Dissensions dans la famille régnante
Sur ces entrefaites, le feuilleton russe était relayé par un autre encore plus étonnant, celui de l’affaire Makhlouf.
Début mai, le cousin affairiste du président Assad, Rami Makhlouf, commençait à diffuser sur les réseaux sociaux des vidéos implorant le président Assad de mettre un terme à la pression fiscale contre la compagnie de téléphonie qu’il possède (Syriatel). Puis, il dénonçait les arrestations de certains de ses collaborateurs et plus généralement les exactions des services de sécurité.
La mise en scène de ces vidéos et le langage utilisé par Rami Makhlouf avaient de quoi fasciner les Syriens et notamment la base alaouite du régime : l’homme d’affaires, connu pour son cynisme sans limite, insider parmi les insiders depuis des décennies, se présentait en homme modeste et pieux, indigné par l’injustice dont il était victime, paraissant découvrir les méthodes habituelles des séides du régime.
Le bon apôtre rappelait aussi avec insistance le rôle important qu’il avait joué dans la lutte contre le soulèvement, en finançant une partie des milices du régime et en versant des sommes considérables aux proches des combattant morts au service de la cause.
Il était évident que le cousin du président s’adressait ainsi à la base du régime, plus exactement aux nombreuses familles modestes de la communauté alaouite, notamment dans les villages, qui ont servi de "chair à canon" dans la guerre civile et souffrent comme le reste de la population de la misère générale. En Syrie, le PIB s’élève actuellement à un quart de ce qu’il était avant la guerre civile et 80 % de la population est-en dessous du seuil de pauvreté.

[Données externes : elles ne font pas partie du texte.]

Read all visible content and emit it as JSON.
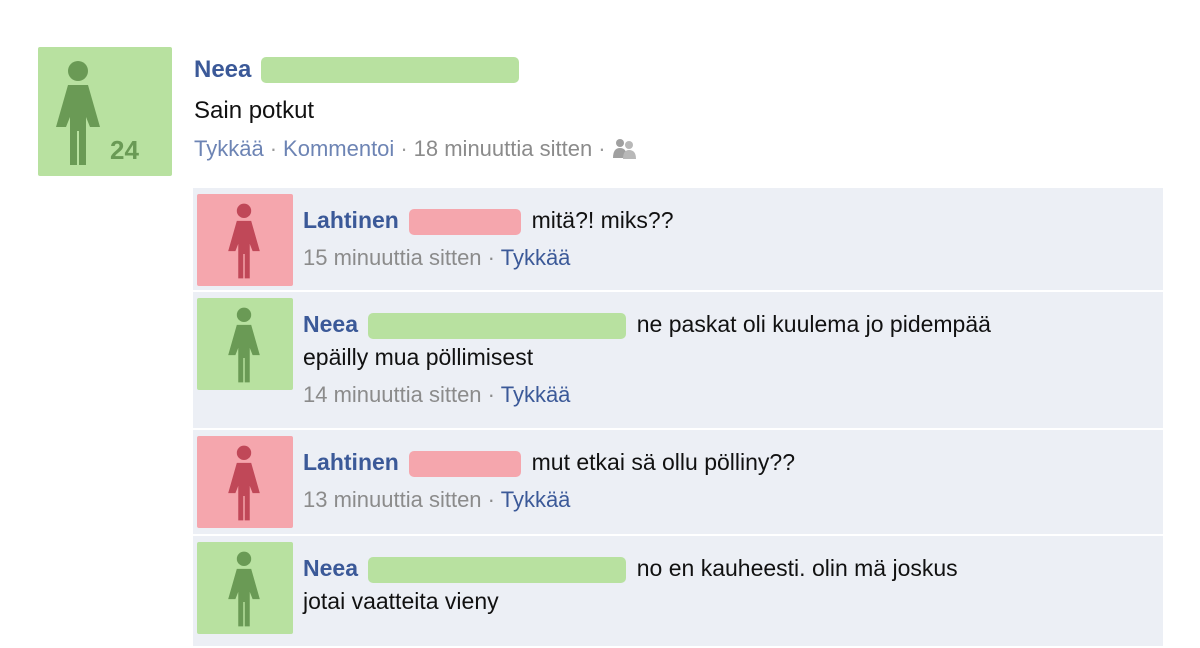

Mais qui est Rami Makhlouf ? Son père, Mohammed Makhlouf était le beau-frère d’Hafez, le père de Bachar et fondateur de la dynastie. Les Makhlouf sont alaouites comme les Assad bien sûr, mais d’une tribu plus prestigieuse que celle des Assad. Mohammed a joué un rôle majeur dans l’économie syrienne pendant les trente ans de règne d’Hafez al-Assad. Il a naturellement amassé une fortune importante.

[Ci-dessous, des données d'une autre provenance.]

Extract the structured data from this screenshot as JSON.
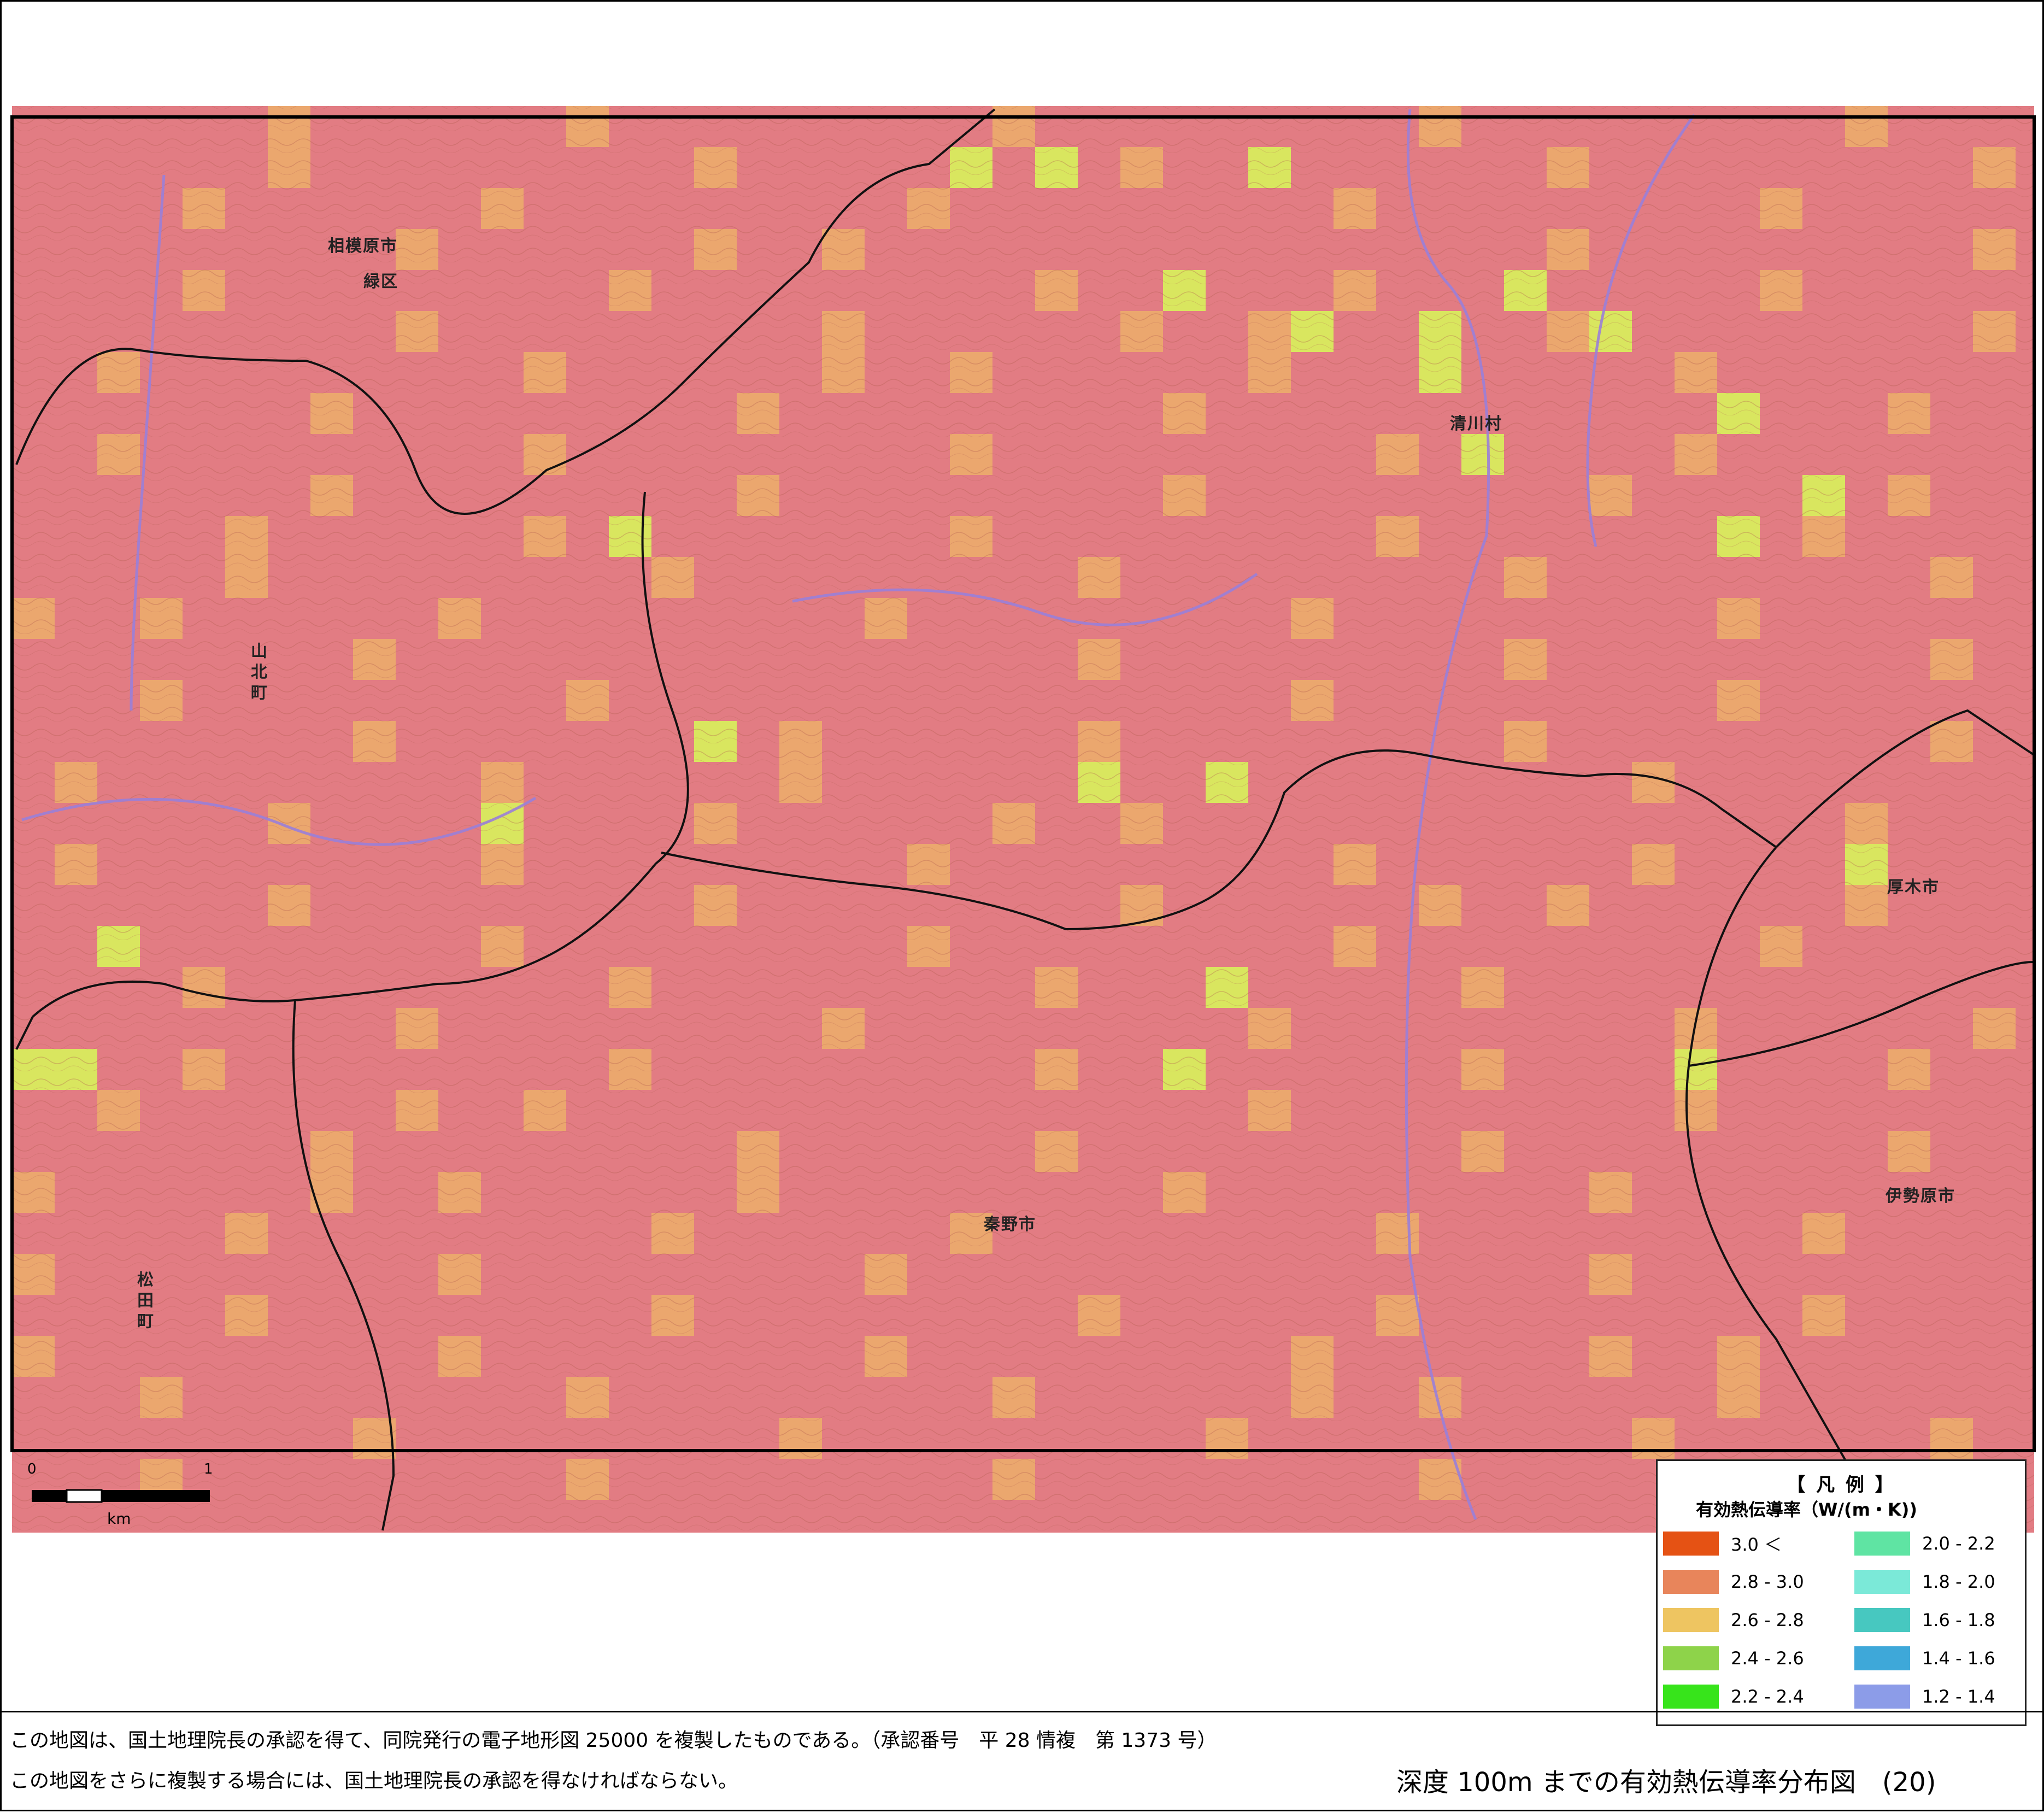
{
  "palette": {
    "background": "#e27c83",
    "very_high": "#e55214",
    "high": "#e8855b",
    "mid": "#eba76e",
    "low": "#d9e65f",
    "road": "#111111",
    "river": "#9a80d8",
    "contour": "#b15a4e"
  },
  "map": {
    "place_names": [
      {
        "id": "sagamihara",
        "text": "相模原市",
        "vertical": false
      },
      {
        "id": "midori-ku",
        "text": "緑区",
        "vertical": false
      },
      {
        "id": "kiyokawa",
        "text": "清川村",
        "vertical": false
      },
      {
        "id": "yamakita",
        "text": "山北町",
        "vertical": true
      },
      {
        "id": "atsugi",
        "text": "厚木市",
        "vertical": false
      },
      {
        "id": "hadano",
        "text": "秦野市",
        "vertical": false
      },
      {
        "id": "isehara",
        "text": "伊勢原市",
        "vertical": false
      },
      {
        "id": "matsuda",
        "text": "松田町",
        "vertical": true
      }
    ],
    "cells": {
      "mid": [
        [
          45,
          3
        ],
        [
          50,
          3
        ],
        [
          55,
          3
        ],
        [
          60,
          3
        ],
        [
          65,
          3
        ],
        [
          70,
          3
        ],
        [
          105,
          3
        ],
        [
          110,
          3
        ],
        [
          115,
          3
        ],
        [
          120,
          3
        ],
        [
          125,
          3
        ],
        [
          130,
          3
        ],
        [
          135,
          3
        ],
        [
          140,
          3
        ],
        [
          145,
          3
        ],
        [
          150,
          3
        ],
        [
          155,
          3
        ],
        [
          160,
          3
        ],
        [
          165,
          3
        ],
        [
          170,
          3
        ],
        [
          175,
          3
        ],
        [
          215,
          3
        ],
        [
          220,
          3
        ],
        [
          225,
          3
        ],
        [
          230,
          3
        ],
        [
          235,
          3
        ],
        [
          240,
          3
        ],
        [
          245,
          3
        ],
        [
          250,
          3
        ],
        [
          255,
          3
        ],
        [
          260,
          3
        ],
        [
          265,
          3
        ],
        [
          270,
          3
        ],
        [
          275,
          3
        ],
        [
          295,
          3
        ],
        [
          300,
          3
        ],
        [
          305,
          3
        ],
        [
          310,
          3
        ],
        [
          315,
          3
        ],
        [
          320,
          3
        ],
        [
          325,
          3
        ],
        [
          330,
          3
        ],
        [
          335,
          3
        ],
        [
          340,
          3
        ],
        [
          345,
          3
        ],
        [
          350,
          3
        ],
        [
          355,
          3
        ],
        [
          360,
          3
        ],
        [
          365,
          3
        ],
        [
          370,
          3
        ],
        [
          375,
          3
        ],
        [
          380,
          3
        ],
        [
          385,
          3
        ],
        [
          390,
          3
        ],
        [
          395,
          3
        ],
        [
          400,
          3
        ],
        [
          405,
          3
        ],
        [
          410,
          3
        ],
        [
          415,
          3
        ],
        [
          420,
          3
        ],
        [
          425,
          3
        ],
        [
          430,
          3
        ],
        [
          435,
          3
        ],
        [
          440,
          3
        ],
        [
          445,
          3
        ],
        [
          450,
          3
        ],
        [
          455,
          3
        ],
        [
          460,
          3
        ],
        [
          465,
          3
        ],
        [
          470,
          3
        ],
        [
          475,
          3
        ],
        [
          480,
          3
        ],
        [
          485,
          3
        ],
        [
          490,
          3
        ],
        [
          495,
          3
        ],
        [
          500,
          3
        ],
        [
          505,
          3
        ],
        [
          510,
          3
        ],
        [
          515,
          3
        ],
        [
          520,
          3
        ],
        [
          525,
          3
        ],
        [
          530,
          3
        ],
        [
          535,
          3
        ],
        [
          540,
          3
        ],
        [
          545,
          3
        ],
        [
          550,
          3
        ],
        [
          555,
          3
        ],
        [
          560,
          3
        ],
        [
          565,
          3
        ],
        [
          570,
          3
        ],
        [
          575,
          3
        ],
        [
          580,
          3
        ],
        [
          585,
          3
        ],
        [
          590,
          3
        ],
        [
          595,
          3
        ],
        [
          600,
          3
        ],
        [
          605,
          3
        ],
        [
          610,
          3
        ],
        [
          615,
          3
        ],
        [
          620,
          3
        ],
        [
          625,
          3
        ],
        [
          630,
          3
        ],
        [
          635,
          3
        ],
        [
          640,
          3
        ],
        [
          645,
          3
        ],
        [
          650,
          3
        ],
        [
          655,
          3
        ],
        [
          660,
          3
        ],
        [
          665,
          3
        ],
        [
          670,
          3
        ],
        [
          675,
          3
        ],
        [
          680,
          3
        ],
        [
          685,
          3
        ],
        [
          690,
          3
        ],
        [
          695,
          3
        ],
        [
          700,
          3
        ],
        [
          705,
          3
        ],
        [
          710,
          3
        ],
        [
          715,
          3
        ],
        [
          720,
          3
        ],
        [
          725,
          3
        ],
        [
          730,
          3
        ],
        [
          735,
          3
        ],
        [
          740,
          3
        ],
        [
          745,
          3
        ],
        [
          750,
          3
        ],
        [
          755,
          3
        ],
        [
          760,
          3
        ],
        [
          765,
          3
        ],
        [
          770,
          3
        ],
        [
          775,
          3
        ],
        [
          780,
          3
        ],
        [
          785,
          3
        ],
        [
          790,
          3
        ],
        [
          795,
          3
        ],
        [
          800,
          3
        ],
        [
          805,
          3
        ],
        [
          810,
          3
        ],
        [
          815,
          3
        ],
        [
          820,
          3
        ],
        [
          825,
          3
        ],
        [
          830,
          3
        ],
        [
          835,
          3
        ],
        [
          840,
          3
        ],
        [
          845,
          3
        ],
        [
          850,
          3
        ],
        [
          855,
          3
        ],
        [
          860,
          3
        ],
        [
          865,
          3
        ],
        [
          870,
          3
        ],
        [
          875,
          3
        ],
        [
          880,
          3
        ],
        [
          885,
          3
        ],
        [
          890,
          3
        ],
        [
          895,
          3
        ],
        [
          900,
          3
        ],
        [
          905,
          3
        ],
        [
          910,
          3
        ],
        [
          915,
          3
        ],
        [
          920,
          3
        ],
        [
          925,
          3
        ],
        [
          930,
          3
        ],
        [
          935,
          3
        ],
        [
          940,
          3
        ],
        [
          945,
          3
        ],
        [
          950,
          3
        ],
        [
          955,
          3
        ],
        [
          960,
          3
        ],
        [
          965,
          3
        ],
        [
          970,
          3
        ],
        [
          975,
          3
        ],
        [
          980,
          3
        ],
        [
          985,
          3
        ],
        [
          990,
          3
        ],
        [
          995,
          3
        ],
        [
          1000,
          3
        ]
      ],
      "low": [
        [
          22,
          1
        ],
        [
          24,
          1
        ],
        [
          29,
          1
        ],
        [
          27,
          4
        ],
        [
          35,
          4
        ],
        [
          37,
          5
        ],
        [
          30,
          5
        ],
        [
          33,
          5
        ],
        [
          33,
          6
        ],
        [
          40,
          7
        ],
        [
          34,
          8
        ],
        [
          42,
          9
        ],
        [
          14,
          10
        ],
        [
          40,
          10
        ],
        [
          16,
          15
        ],
        [
          25,
          16
        ],
        [
          28,
          16
        ],
        [
          11,
          17
        ],
        [
          43,
          18
        ],
        [
          2,
          20
        ],
        [
          28,
          21
        ],
        [
          0,
          23
        ],
        [
          39,
          23
        ],
        [
          27,
          23
        ],
        [
          1,
          23
        ]
      ]
    }
  },
  "legend": {
    "title": "【 凡 例 】",
    "subtitle": "有効熱伝導率（W/(m・K))",
    "items": [
      {
        "label": "3.0 ＜",
        "color": "#e55214"
      },
      {
        "label": "2.8 - 3.0",
        "color": "#e8855b"
      },
      {
        "label": "2.6 - 2.8",
        "color": "#eec561"
      },
      {
        "label": "2.4 - 2.6",
        "color": "#8ed34a"
      },
      {
        "label": "2.2 - 2.4",
        "color": "#37e41b"
      },
      {
        "label": "2.0 - 2.2",
        "color": "#5fe4a3"
      },
      {
        "label": "1.8 - 2.0",
        "color": "#7be9d8"
      },
      {
        "label": "1.6 - 1.8",
        "color": "#47c8c0"
      },
      {
        "label": "1.4 - 1.6",
        "color": "#3ea8d9"
      },
      {
        "label": "1.2 - 1.4",
        "color": "#8c9ce8"
      }
    ]
  },
  "scale_bar": {
    "zero": "0",
    "one": "1",
    "unit": "km"
  },
  "footer": {
    "line1": "この地図は、国土地理院長の承認を得て、同院発行の電子地形図 25000 を複製したものである。（承認番号　平 28 情複　第 1373 号）",
    "line2": "この地図をさらに複製する場合には、国土地理院長の承認を得なければならない。",
    "title": "深度 100m までの有効熱伝導率分布図　(20)"
  }
}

A l’arrivée au pouvoir de Bachar en 2000, Rami prend son envol. À son tour il acquiert une place de plus en plus envahissante dans l’économie nationale. Il est l’un des principaux bénéficiaires de l’ouverture économique, notamment lorsqu’il obtient la licence de l’une des deux entreprises de téléphonie du pays.
Au fil des années, il devient impossible en Syrie d’obtenir un contrat ou de faire des affaires sans laisser un pourcentage à Makhlouf, dont par ailleurs le frère et d’autres parents occupent des postes importants dans les services de sécurité. À la fin des années 2000, les Makhlouf et les Assad semblent former un seul bloc, les uns trustant l’économie, les autres (Bachar et son frère Maher) gérant la politique : les Makhlouf sont l’aile affairiste de la famille régnante.
Cette famille présente toutefois des ressemblances avec celles des Atrides. Hafez al-Assad avait dû au début des années 80 se séparer de son frère Rifaat, qui avait cherché à l’évincer du pouvoir. En 2012, le beau-frère de Bachar, Assef Chawkat, trouvait la mort dans un attentat qui apparaît rétrospectivement comme ayant été commandité par le palais présidentiel et probablement les Iraniens.
En 2011, lorsque le soulèvement commence, Rami Makhlouf polarise sur lui une grande partie de la détestation dont le régime est l’objet dans la population. Assad ne peut pas ne pas le comprendre. Il eût été expédient pour lui de mettre son cousin au cachot ou en tout cas de se distancier de lui. Makhlouf prend les devants, annonce qu’il renonce aux affaires pour se consacrer à la philanthropie. Mais une philanthropie assez orientée : sa fondation (al-Bustan) s’emploie à lever des milices en milieu alaouite et à subventionner les victimes alaouites de la guerre civile.